Translucent bubbles grace the topaz brew, Light, like her rippling laughter used to be, And golden, like the moments that we knew.

Warm tea

Warm, like her gentle arms around me bent. Warm, like her fragrant breath upon my cheek, As breast to breast we savored sweet content.

Bitter tea..

Bitter, like her mock farewell to me.

I,

I. searching through the fragments of my dreams, Find solace in my cup of bitter tea."

Volume 1, Number 8, January, 1948

(From a review of an early Radclyffe Hall novel, "The Unlit Lamp") "Regarded strictly as Lesbian literature, The Unlit Lamp is disappointing, for the average clyffe and colleen today (the book was published a quarter century ago) lead a more aware, awakened life than Radclyffe Hall's heroine and her true love. Joan Ogden, the lesbian of Leaside, England, never quite comes to grips with herself, never admits to herself what she is, or perhaps never truly understands. She agrees, when she stops stockstill to consider it, that it is strange that at one time in her life she should contemplate leaving her dependent mother to go and live with another woman. This other woman, Elizabeth Rodney, first Joan's private tutor, later lover to her, realizes perhaps more fully the implication of her emotion.

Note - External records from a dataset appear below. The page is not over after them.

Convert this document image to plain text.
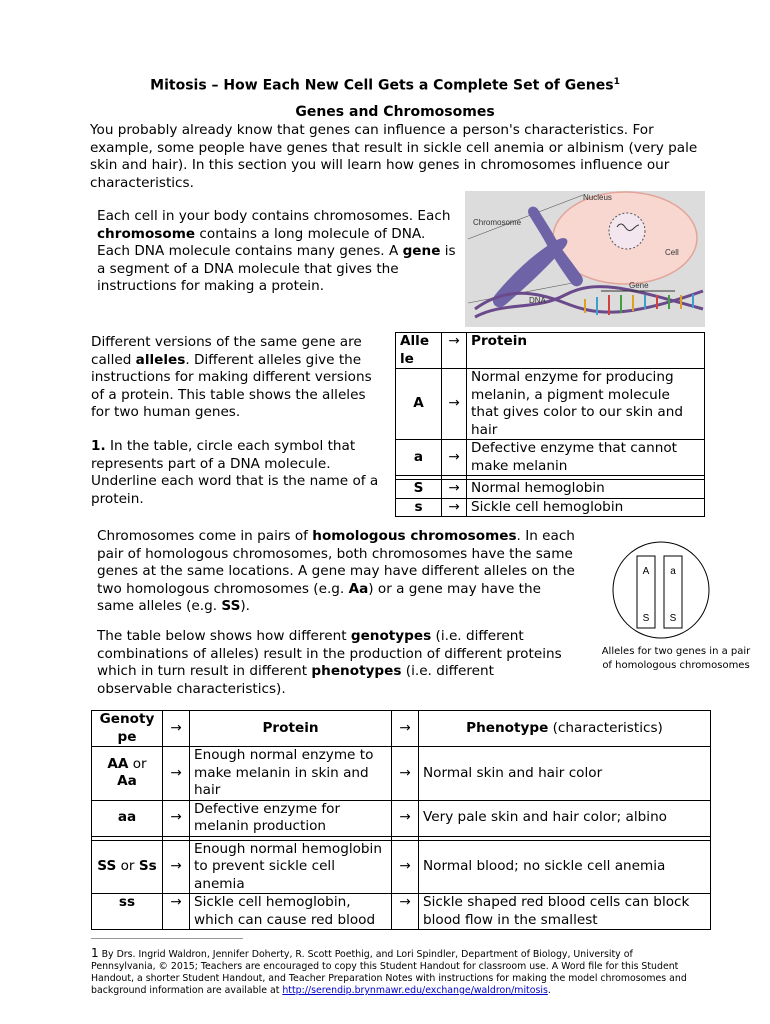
Mitosis – How Each New Cell Gets a Complete Set of Genes$^1$
Genes and Chromosomes

You probably already know that genes can influence a person's characteristics. For example, some people have genes that result in sickle cell anemia or albinism (very pale skin and hair). In this section you will learn how genes in chromosomes influence our characteristics.

Each cell in your body contains chromosomes. Each chromosome contains a long molecule of DNA. Each DNA molecule contains many genes. A gene is a segment of a DNA molecule that gives the instructions for making a protein.

Chromosome
Nucleus
Cell
Gene
DNA

Different versions of the same gene are called alleles. Different alleles give the instructions for making different versions of a protein. This table shows the alleles for two human genes.

1. In the table, circle each symbol that represents part of a DNA molecule. Underline each word that is the name of a protein.

Alle le	→	Protein
A	→	Normal enzyme for producing melanin, a pigment molecule that gives color to our skin and hair
a	→	Defective enzyme that cannot make melanin

S	→	Normal hemoglobin
s	→	Sickle cell hemoglobin

Chromosomes come in pairs of homologous chromosomes. In each pair of homologous chromosomes, both chromosomes have the same genes at the same locations. A gene may have different alleles on the two homologous chromosomes (e.g. Aa) or a gene may have the same alleles (e.g. SS).

A a
S S
Alleles for two genes in a pair
of homologous chromosomes

The table below shows how different genotypes (i.e. different combinations of alleles) result in the production of different proteins which in turn result in different phenotypes (i.e. different observable characteristics).

Genoty pe	→	Protein	→	Phenotype (characteristics)
AA or Aa	→	Enough normal enzyme to make melanin in skin and hair	→	Normal skin and hair color
aa	→	Defective enzyme for melanin production	→	Very pale skin and hair color; albino

SS or Ss	→	Enough normal hemoglobin to prevent sickle cell anemia	→	Normal blood; no sickle cell anemia
ss	→	Sickle cell hemoglobin, which can cause red blood	→	Sickle shaped red blood cells can block blood flow in the smallest

1 By Drs. Ingrid Waldron, Jennifer Doherty, R. Scott Poethig, and Lori Spindler, Department of Biology, University of Pennsylvania, © 2015; Teachers are encouraged to copy this Student Handout for classroom use. A Word file for this Student Handout, a shorter Student Handout, and Teacher Preparation Notes with instructions for making the model chromosomes and background information are available at http://serendip.brynmawr.edu/exchange/waldron/mitosis.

"Joan is introduced to us at the age of 12. A butchy little tyke, in the words of the authoress 'large-boned and tall for her age, lanky as a boy, with short black hair.' This hair, by hook or crook, she keeps close-cropped.

"The villain of this unhappy book is Joan's mother. No, she never for a moment suspects that her darling is an "unnatural child," there is no outraged denunciation because she has "birthed a blasphemy" or any such twaddle-rot. It is just that Mrs. Ogden is such a thorough going mother, a mother with a capital M. She works at it. She is the epitome of the "mom" that philosopher Philip Wylie so trenchantly criticises. She has eight loving arms, like an octopus, to lavish mother-love on her beloved Joan, and a phoney ill-health which manifests itself in crises to gain a wealth of sympathy from the daughter of whom she deliberately takes advantage. This Mother properly infuriated me, as Radclyffe Hall no doubt meant her to. I would call her a criminal. Petty and self-pampering, she ruined and spoiled the life of her lesbian daughter, whose affection for her not-too-much-older lesbian teacher was consistently thwarted, never brought to fruition.

"Nobody lives happily ever after in this book. It is an unrelieved tragedy, remorselessly descending a spiral staircase to a ghastly conclusion. I don't know whether to recommend it to you or not. Individuals in the audience contemplating matricide or suicide had better steer clear of it. Even if you're in a gay mood it will quickly depress you."